Why is a square a parallelogram?

Answer 1

See explanation.

Explanation:

A parallelogram is a quadrilateral with two pairs of opposite sides.
A square is a quadrilateral whose sides have equal length and whose interior angles measure `90^@`.

From the definition, it follows that a square is a rectangle. In fact, a rectangle is a quadrilateral whose interior angles measure `90^@`. This is one of the two conditions expressed above for a quadrilateral to be a square, so a square is also a rectangle.

Let's show (the more general fact) that rectangles are parallelograms.
Consider a rectangle `ABCD`. The sides `AB` and `CD` are opposite and lie on two parallel lines. In fact, if we consider the line on which `AD` lies, this is a transverse of the pair of lines.
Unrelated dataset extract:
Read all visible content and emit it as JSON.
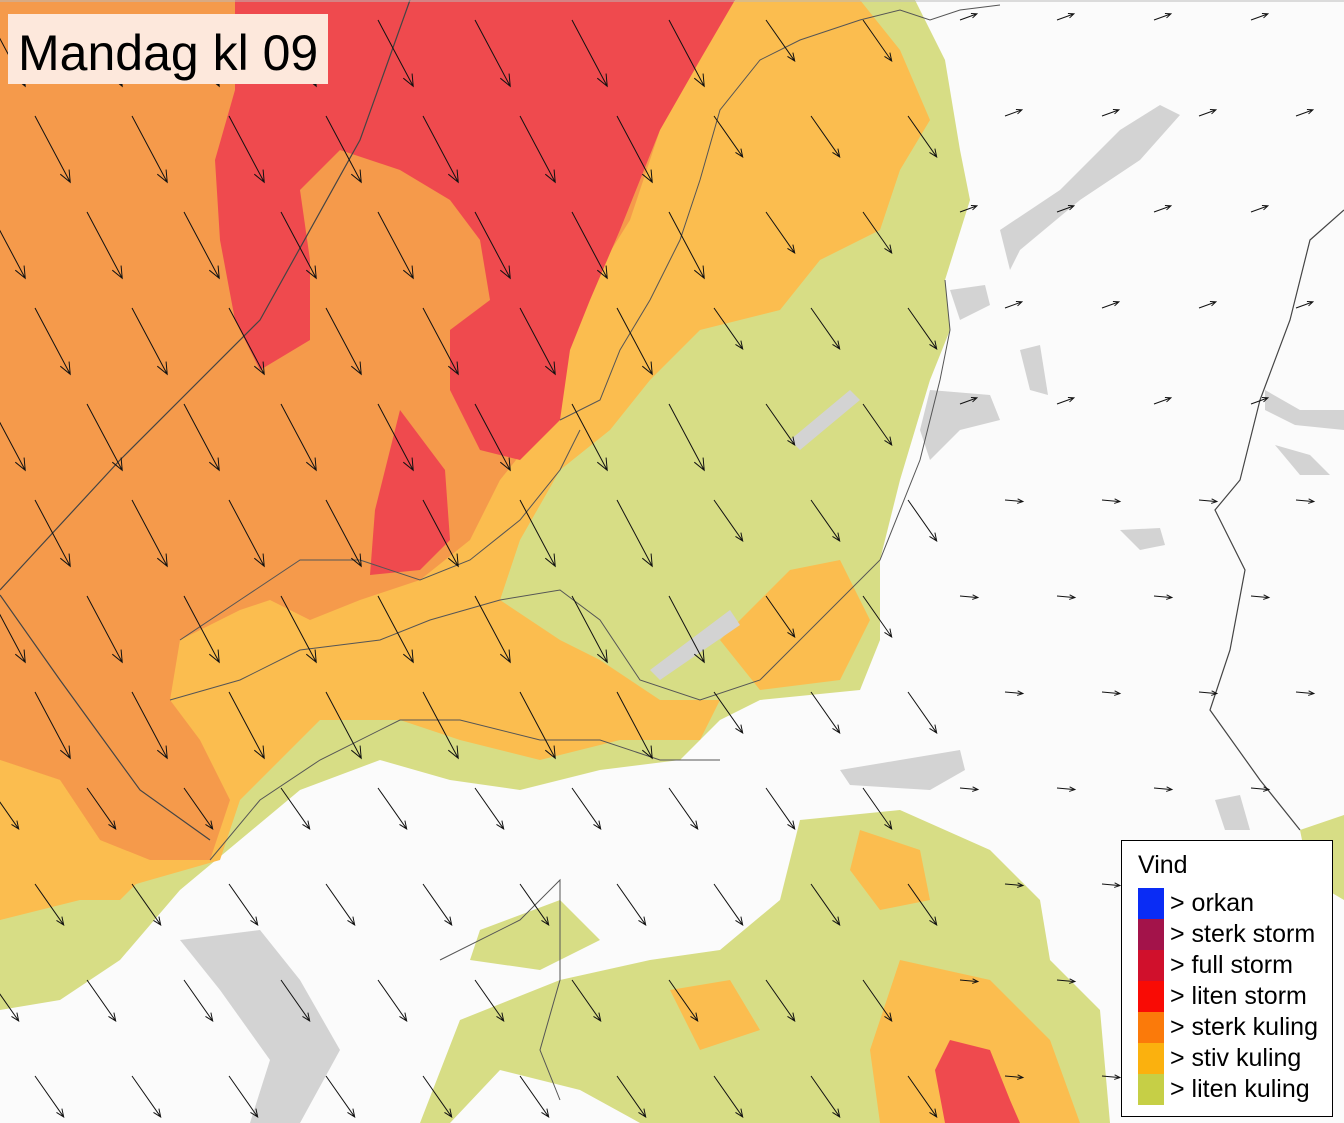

The internal angles in `A` and in `D` are alternate interior angles, and the sum of their measures is `90^@+90^@=180^@`. This means that the lines through `AB` and `CD` have to be parallel.
With the same argument one proves that `BC` and `AD` lie on parallel lines, and this proves that every rectangle is a parallelogram.

Another (maybe longer) way of proving this fact is to use the condition on the sides of a square (i.e. that all the sides have equal length) and observe that a square is also a rhombus. Then, by showing that every rhombus is a parallelogram, you found another way of proving that every square is a parallelogram.

Answer 2

A square has all the properties of a parallelogram and can therefore be considered to be a parallelogram

Explanation:

The properties of a parallelogram can be stated according to:

• the sides
• the angles
• the diagonals
• the symmetry

A parallelogram has:

2 pairs of opposite sides parallel
2 pairs of opposite sides equal

The sum of the angles is `360°`
2 pairs of opposite angles are equal

The diagonals bisect each other

It has rotational symmetry of order `2`

All of these properties apply to square, so it can be considered to be a parallelogram.

However a square has additional properties as well, so it can be regarded as a special type of parallelogram.

A square has:

2 pairs of opposite sides parallel
All its sides equal

The sum of the angles is `360°`
All its angles are equal (to `90°)`

The diagonals bisect each other at `90°`
The diagonals are equal.
The diagonals bisect the angles at the vertices to give `45°` angles.

`4` lines of symmetry
It has rotational symmetry of order `4`